Atlanta Series Finale: Director Hiro Murai Walks Us Through That Eerie Ending
As a white woman I know I’m probably experiencing episodes differently than some Black viewers watching the show. Did you discuss those different audiences while making the show?
That’s kind of the great thing about making this show is you’re hovering at this intersection of different cultural gazes. It’s scripted and created by two guys who grew up in Atlanta in a very Black neighborhood, and a lot of that stuff is presented very matter-of-factly in the show—it’s not presented for white viewers, and it is put in there without any ceremony or explanation. This show’s also very aware that a big chunk of the audience, we’re not accustomed to Southern Black culture, and I think we try to construct it in a way where the show feels welcoming to anyone who walks into the room, whether they understand the context or not. That’s in the tone of the show, and also just in the performances and the warmth of these characters.
As a non-Black director, presumably there were times when you’ve had to try to understand the implications of something unfamiliar to you.

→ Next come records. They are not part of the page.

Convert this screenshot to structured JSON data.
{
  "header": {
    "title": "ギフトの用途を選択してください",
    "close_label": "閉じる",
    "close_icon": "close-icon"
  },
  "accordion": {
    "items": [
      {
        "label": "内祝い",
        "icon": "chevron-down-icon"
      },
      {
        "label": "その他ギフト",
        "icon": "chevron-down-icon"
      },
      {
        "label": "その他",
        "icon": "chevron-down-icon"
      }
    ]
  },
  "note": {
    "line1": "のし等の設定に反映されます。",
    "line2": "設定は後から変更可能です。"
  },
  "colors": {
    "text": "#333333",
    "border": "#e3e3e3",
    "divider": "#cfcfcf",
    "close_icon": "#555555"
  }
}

It’s a conversation that me, Donald, and Steve have all the time. Sometimes I’ll get the context of something wrong and present it in a weird way and then they end up liking it! That’s the combustible, exciting thing at the center of the show, like an overlap of multiple perspectives. All of our hands are on the Ouija board in some way, and we trust each other enough that we just tend to let it take us wherever it wants to go.
You just talked about getting the context wrong sometimes. So many Atlanta episodes dig into how white people project things onto Blackness, or depict whiteness and wrestle over cultural co-optation.

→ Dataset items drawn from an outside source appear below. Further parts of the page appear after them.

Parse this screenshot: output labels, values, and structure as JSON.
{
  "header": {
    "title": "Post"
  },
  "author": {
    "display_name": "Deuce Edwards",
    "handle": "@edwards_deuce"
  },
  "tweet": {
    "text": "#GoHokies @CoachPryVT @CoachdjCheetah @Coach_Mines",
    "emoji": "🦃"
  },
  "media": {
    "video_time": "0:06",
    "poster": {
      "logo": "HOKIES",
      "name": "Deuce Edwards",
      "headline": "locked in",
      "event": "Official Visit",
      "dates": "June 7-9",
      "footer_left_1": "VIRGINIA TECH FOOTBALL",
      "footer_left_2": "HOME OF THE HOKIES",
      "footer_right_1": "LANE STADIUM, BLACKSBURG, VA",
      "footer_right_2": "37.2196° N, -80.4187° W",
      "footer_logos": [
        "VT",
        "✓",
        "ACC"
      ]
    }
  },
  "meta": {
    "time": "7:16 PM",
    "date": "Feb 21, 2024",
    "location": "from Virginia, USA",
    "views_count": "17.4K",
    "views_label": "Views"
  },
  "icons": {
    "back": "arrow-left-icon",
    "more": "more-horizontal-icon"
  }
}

That’s absolutely true. And also, in the pilot, Earn was an outsider. He’s a Princeton dropout who walked into this world where his cousin was an upcoming rapper and he got roasted by people in this world for not understanding the culture, you know? So I think it’s always been about people who are slightly outside looking in.

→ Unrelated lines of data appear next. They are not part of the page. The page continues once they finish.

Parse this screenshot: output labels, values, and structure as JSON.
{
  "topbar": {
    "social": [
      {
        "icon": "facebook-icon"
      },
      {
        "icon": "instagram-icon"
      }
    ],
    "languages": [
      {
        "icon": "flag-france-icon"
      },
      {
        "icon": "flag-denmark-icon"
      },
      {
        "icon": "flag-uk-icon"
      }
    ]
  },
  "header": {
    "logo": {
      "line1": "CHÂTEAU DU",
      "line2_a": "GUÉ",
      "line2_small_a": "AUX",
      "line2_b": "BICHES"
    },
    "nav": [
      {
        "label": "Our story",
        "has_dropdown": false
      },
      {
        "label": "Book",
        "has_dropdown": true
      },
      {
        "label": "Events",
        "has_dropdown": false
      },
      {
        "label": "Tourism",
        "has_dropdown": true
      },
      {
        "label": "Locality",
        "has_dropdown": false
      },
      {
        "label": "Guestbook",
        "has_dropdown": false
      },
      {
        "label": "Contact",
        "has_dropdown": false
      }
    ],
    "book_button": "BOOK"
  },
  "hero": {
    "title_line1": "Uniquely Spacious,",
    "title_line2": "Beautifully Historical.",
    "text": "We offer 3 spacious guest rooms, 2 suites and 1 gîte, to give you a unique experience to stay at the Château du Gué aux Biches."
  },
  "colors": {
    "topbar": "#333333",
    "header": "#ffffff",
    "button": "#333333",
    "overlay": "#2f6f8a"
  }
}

In the finale, there’s the scene where the Black sushi chef is lecturing the gang about how Popeyes sells a fake version of Black culture back to the community. But the chef is a pretty terrifying figure, so the viewer is being pulled in multiple directions.
Yeah, I think the Atlanta code is that everybody’s right and everybody’s wrong at the same time.
You’re continuing your collaboration with Donald Glover, working on his new show Mr. & Mrs. Smith. Does it require a completely different kind of visual vocabulary?
Yeah, it’s a completely different thing. The incredible thing about Atlanta is, it doesn’t promise you anything other than that you’ll be with these people for 30 minutes. There’s no set expectations for language or genre or how much comedy or drama should be in it. But you expect certain things out of a spy-related story, so it becomes a conversation about when do we lean into those, and when do we subvert them?
So what are the chances of bringing Atlanta characters back to life in the future? Between Alfred’s dancing in “Crank that Killer” and his and Earn’s rendition of “Old MacDonald” in the finale, I’d like to see a special Broadway musical episode of Atlanta.
The only way this show comes back is as a Broadway musical! [Laughs.]
So a future season or one-off is not something you’ve toyed with?
We often joke that we’ll come back when we’re all 70. It’ll be called Atlanta: Lottie’s Revenge. If there’s a good story to tell, I think we’re all open to the idea of reopening the door. But it feels right to have this [finale] as a punctuation point.
This interview has been condensed and edited for clarity.